Über eines müssen und werden wir uns hier nicht streiten:
Guckt man sich die Fakten an, wird jedem klar, dass es so nicht weitergehen kann und wir alle was tun müssen, um diesen Planeten nicht völlig vor die Wand zu fahren.
Man kann auch nicht genug tun, um die Menschen dazu zu bringen, etwas zu tun. Am besten ist immer, man geht mit gutem Beispiel voran, denn nur wer selbst etwas leistet, der kann auch etwas einfordern, sonst wird’s unglaubwürdig.

Bei der diesjährigen Oscar-Verleihung hat auch An Inconvinient Truth abgesahnt, für den auch der ehemalige US-Vize-Präsident vor der Kamera stand. Im Siegestaumel hat er sich auch nochmal geäußert und folgenden Appell formuliert:

My fellow Americans, people all over the world, we need to solve the climate crisis, it’s not a political issue, it’s a moral issue. We have everything we need to get started, with the possible exception of the will to act, that’s a renewable resource, let’s renew it.
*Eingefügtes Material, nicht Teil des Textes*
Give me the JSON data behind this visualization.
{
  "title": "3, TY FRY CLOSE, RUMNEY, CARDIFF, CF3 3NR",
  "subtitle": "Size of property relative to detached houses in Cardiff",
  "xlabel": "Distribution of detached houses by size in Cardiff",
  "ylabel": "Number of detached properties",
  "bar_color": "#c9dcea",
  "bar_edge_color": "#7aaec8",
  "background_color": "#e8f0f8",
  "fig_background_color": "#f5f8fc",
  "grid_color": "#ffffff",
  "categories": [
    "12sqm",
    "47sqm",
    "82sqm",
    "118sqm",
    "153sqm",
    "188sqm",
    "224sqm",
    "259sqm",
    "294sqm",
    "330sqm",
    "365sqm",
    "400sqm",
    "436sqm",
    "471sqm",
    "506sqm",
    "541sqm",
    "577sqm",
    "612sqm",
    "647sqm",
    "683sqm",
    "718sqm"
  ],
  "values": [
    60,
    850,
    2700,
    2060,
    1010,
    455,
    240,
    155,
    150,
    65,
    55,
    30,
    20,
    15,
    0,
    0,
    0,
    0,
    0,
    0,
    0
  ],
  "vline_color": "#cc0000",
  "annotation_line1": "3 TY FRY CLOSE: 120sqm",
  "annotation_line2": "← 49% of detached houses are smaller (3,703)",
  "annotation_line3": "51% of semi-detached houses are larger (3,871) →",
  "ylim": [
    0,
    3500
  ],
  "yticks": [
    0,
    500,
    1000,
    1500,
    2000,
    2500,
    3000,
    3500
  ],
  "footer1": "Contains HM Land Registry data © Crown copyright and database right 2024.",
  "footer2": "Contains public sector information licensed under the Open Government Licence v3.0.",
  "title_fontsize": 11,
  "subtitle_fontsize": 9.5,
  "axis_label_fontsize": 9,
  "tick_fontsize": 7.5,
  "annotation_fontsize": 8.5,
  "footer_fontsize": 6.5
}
Moral also. Hört sich toll an. Und das beste daran: der Mann geht mit gutem Beispiel voran. Sollte man denken, scheint aber leider nicht so zu sein. Anscheinend ist es leider so, dass der gute Al so richtig was durch die Leitung zieht:

The average household in America consumes 10,656 kilowatt-hours (kWh) per year, according to the Department of Energy. In 2006, Gore devoured nearly 221,000 kWh—more than 20 times the national average.
Last August alone, Gore burned through 22,619 kWh—guzzling more than twice the electricity in one month than an average American family uses in an entire year. As a result of his energy consumption, Gore’s average monthly electric bill topped $1,359.
Since the release of An Inconvenient Truth, Gore’s energy consumption has increased from an average of 16,200 kWh per month in 2005, to 18,400 kWh per month in 2006.
Gore’s extravagant energy use does not stop at his electric bill. Natural gas bills for Gore’s mansion and guest house averaged $1,080 per month last year.

Da verbrauchen die nicht grad sparsamen Amis schon das Dreifache eines deutschen Haushalts pro Jahr und was macht die Galionsfigur der amerikanischen Umweltaktivisten? Er verzwanzigfacht das mal so eben.
Aber halt, ist bestimmt alles halb so schlimm, schließlich gibt’s in den USA mittlerweile auch Ökostrom zu kaufen. Funktioniert genauso wie hier, man zahlt ein wenig mehr, kann aber mit gutem Gewissen Strom aus Wind-, Wasser- oder Solarenergie verballern. Wenn einer das macht, dann bestimmt der gute Mr. Gore, die grüne Stimme Amerikas. Pustekuchen!
Anscheined ist ihm das zu teuer, denn er bezieht wohl ganz normalen Strom:

But according to public records, there is no evidence that Gore has signed up to use green energy in either of his large residences. When contacted Wednesday, Gore’s office confirmed as much but said the Gores were looking into making the switch at both homes. Talk about inconvenient truths.

Also schön Wasser predigen und den Wein nicht nur saufen, sondern auch noch darin baden.

Das Problem ist nur, dass jemand, der so im Fokus steht und in seinem eigenen Land quasi die Personifizierung des Umweltbewusstseins ist und sich auch noch dafür feiern lässt, derart gegen die selbst von anderen eingeforderte Lebensweise verstößt, der Sache mehr als schadet. Ich kann mir vorstellen, dass viele sich jetzt erst recht sagen, dass alles nur gelogen sei. Wenn Gore sich schon selbst nicht daran hält. Wie dämlich kann man sein!!??